Safe Haven Baby Boxes are part of the Safe Haven movement, which has long been closely associated with anti-abortion activism. Safe havens offer desperate mothers a way to anonymously give up their newborns for adoption and, proponents say, avoid harming, abandoning, or even killing them.

In the last five years, more than 12 states have passed laws allowing baby boxes or otherwise expanding safe haven options. And reproductive health and child welfare experts say the safe haven handover following the Supreme Court decision in Roe v. Picking up Wade is likely to become more common.

Written and narrated by Alexandra Jacobs

The most famous television advertisement in Orwellian 1984, carefully themed after the novel named after that year, was for the Apple Macintosh desktop computer. Most notorious were those from Crazy Eddie, a chain of discount electronics stores in the New York area.

Gesturing wildly in various costumes or just a gray turtleneck and dark blazer, actor Jerry Carroll, often mistaken for the mystery Eddie, rattled off a sales pitch that ended with the vibrant, eye-eyed reassurance: “His prices are INSANE! “

persons hated Journalist Gary Weiss reminds us of these commercials in Retail Gangster, a compact and compelling account of Crazy Eddie’s hyped rise and slow collapse. But they worked — the company went public, with the unfavorable stock symbol CRZY — and also tapped into popular culture punchlines.

Written by Jonathan Abrams and Tanya Ganguli | Narrated by Tania Ganguli

In the two decades since the NBA and its players’ union agreed to begin testing for marijuana, or cannabis, perceptions of the drug have undergone a transformation in the United States, where it has been illegal for decades. Researchers don’t fully understand its possible medical benefits or harmful effects, but it has become legal in many states, and some professional sports leagues are considering punitive measures related to its use. Many athletes say they use cannabis to manage pain.

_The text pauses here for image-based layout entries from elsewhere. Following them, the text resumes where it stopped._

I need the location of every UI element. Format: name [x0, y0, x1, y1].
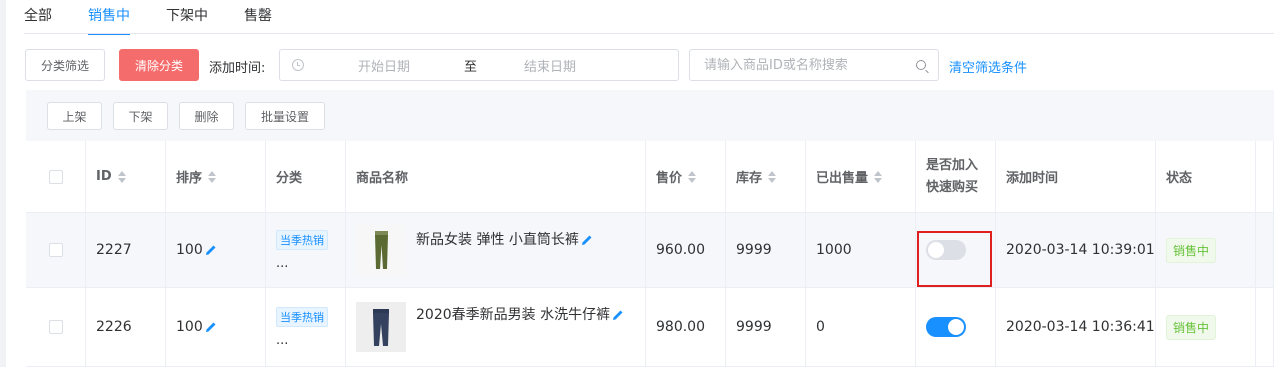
header-sort[interactable]: 排序	[166, 141, 266, 212]
start-date-placeholder: 开始日期	[358, 59, 411, 75]
clock-icon	[292, 59, 304, 71]
cell-added-time: 2020-03-14 10:36:41	[996, 288, 1156, 366]
clear-category-button[interactable]: 清除分类	[119, 49, 199, 81]
cell-sold: 1000	[806, 213, 916, 287]
edit-pencil-icon[interactable]	[205, 321, 217, 333]
cell-added-time: 2020-03-14 10:39:01	[996, 213, 1156, 287]
date-range-picker[interactable]: 开始日期 至 结束日期	[279, 49, 679, 81]
product-thumbnail[interactable]	[356, 302, 406, 352]
header-price[interactable]: 售价	[646, 141, 726, 212]
table-row: 2226 100 当季热销 ... 2020春季新品男装 水洗牛仔裤 980.0…	[26, 288, 1274, 367]
delete-button[interactable]: 删除	[179, 102, 234, 130]
sort-icon	[874, 170, 883, 183]
cell-id: 2227	[86, 213, 166, 287]
cell-stock: 9999	[726, 288, 806, 366]
tab-on-sale[interactable]: 销售中	[88, 0, 130, 35]
header-stock[interactable]: 库存	[726, 141, 806, 212]
cell-price: 960.00	[646, 213, 726, 287]
status-tabs: 全部 销售中 下架中 售罄	[24, 0, 308, 35]
sort-icon	[117, 170, 126, 183]
header-sold[interactable]: 已出售量	[806, 141, 916, 212]
search-icon[interactable]	[916, 60, 926, 70]
product-thumbnail[interactable]	[356, 225, 406, 275]
quick-buy-toggle[interactable]	[926, 240, 966, 260]
cell-price: 980.00	[646, 288, 726, 366]
batch-settings-button[interactable]: 批量设置	[245, 102, 325, 130]
edit-pencil-icon[interactable]	[205, 244, 217, 256]
search-input[interactable]	[704, 50, 904, 80]
quick-buy-toggle[interactable]	[926, 317, 966, 337]
tab-off-shelf[interactable]: 下架中	[166, 0, 208, 34]
category-more: ...	[276, 332, 289, 348]
cell-sort: 100	[176, 242, 203, 258]
cell-sort: 100	[176, 319, 203, 335]
cell-stock: 9999	[726, 213, 806, 287]
shelve-button[interactable]: 上架	[47, 102, 102, 130]
range-separator: 至	[464, 59, 478, 75]
left-edge	[0, 0, 6, 367]
status-badge: 销售中	[1166, 237, 1217, 263]
header-status: 状态	[1156, 141, 1256, 212]
sort-icon	[768, 170, 777, 183]
category-tag: 当季热销	[276, 229, 328, 250]
unshelve-button[interactable]: 下架	[113, 102, 168, 130]
header-added-time: 添加时间	[996, 141, 1156, 212]
product-name: 新品女装 弹性 小直筒长裤	[416, 232, 579, 248]
tab-all[interactable]: 全部	[24, 0, 52, 34]
product-name: 2020春季新品男装 水洗牛仔裤	[416, 307, 611, 323]
header-id[interactable]: ID	[86, 141, 166, 212]
jeans-image	[373, 309, 389, 346]
edit-pencil-icon[interactable]	[581, 234, 593, 246]
select-all-checkbox[interactable]	[48, 169, 63, 184]
header-quick-buy: 是否加入 快速购买	[916, 141, 996, 212]
add-time-label: 添加时间:	[209, 61, 266, 76]
table-header: ID 排序 分类 商品名称 售价 库存 已出售量 是否加入 快速购买 添加时间 状…	[26, 141, 1274, 213]
category-tag: 当季热销	[276, 306, 328, 327]
header-name: 商品名称	[346, 141, 646, 212]
category-filter-button[interactable]: 分类筛选	[25, 49, 105, 81]
tab-sold-out[interactable]: 售罄	[244, 0, 272, 34]
edit-pencil-icon[interactable]	[612, 309, 624, 321]
cell-sold: 0	[806, 288, 916, 366]
clear-filters-link[interactable]: 清空筛选条件	[949, 57, 1027, 76]
cell-id: 2226	[86, 288, 166, 366]
status-badge: 销售中	[1166, 314, 1217, 340]
sort-icon	[688, 170, 697, 183]
tabs-divider	[24, 33, 1274, 34]
table-row: 2227 100 当季热销 ... 新品女装 弹性 小直筒长裤 960.00 9…	[26, 213, 1274, 288]
search-box	[689, 49, 939, 81]
row-checkbox[interactable]	[48, 243, 63, 257]
header-category: 分类	[266, 141, 346, 212]
end-date-placeholder: 结束日期	[524, 59, 577, 75]
pants-image	[375, 231, 388, 269]
row-checkbox[interactable]	[48, 320, 63, 334]
category-more: ...	[276, 255, 289, 271]
sort-icon	[208, 170, 217, 183]
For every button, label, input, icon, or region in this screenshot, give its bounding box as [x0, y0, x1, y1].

Brittney Griner is one of them.



Times annotated articles are by Tally Abecassis, Parin Behrooz, Anna Diamond, Sarah Diamond, Jack D’Isidoro, Aaron Esposito, Dan Farrell, Elena Hecht, Adrienne Hurst, Elisheba Ittoop, Emma Kehlbeck, Marion Lozano, Tanya Pérez, Krish Seenivasan , Margaret H. Willison, Kate Winslett, John Woo, and Tiana Young. Special thanks to Sam Dolnick, Ryan Wegner, Julia Simon and Desiree Ibekwe.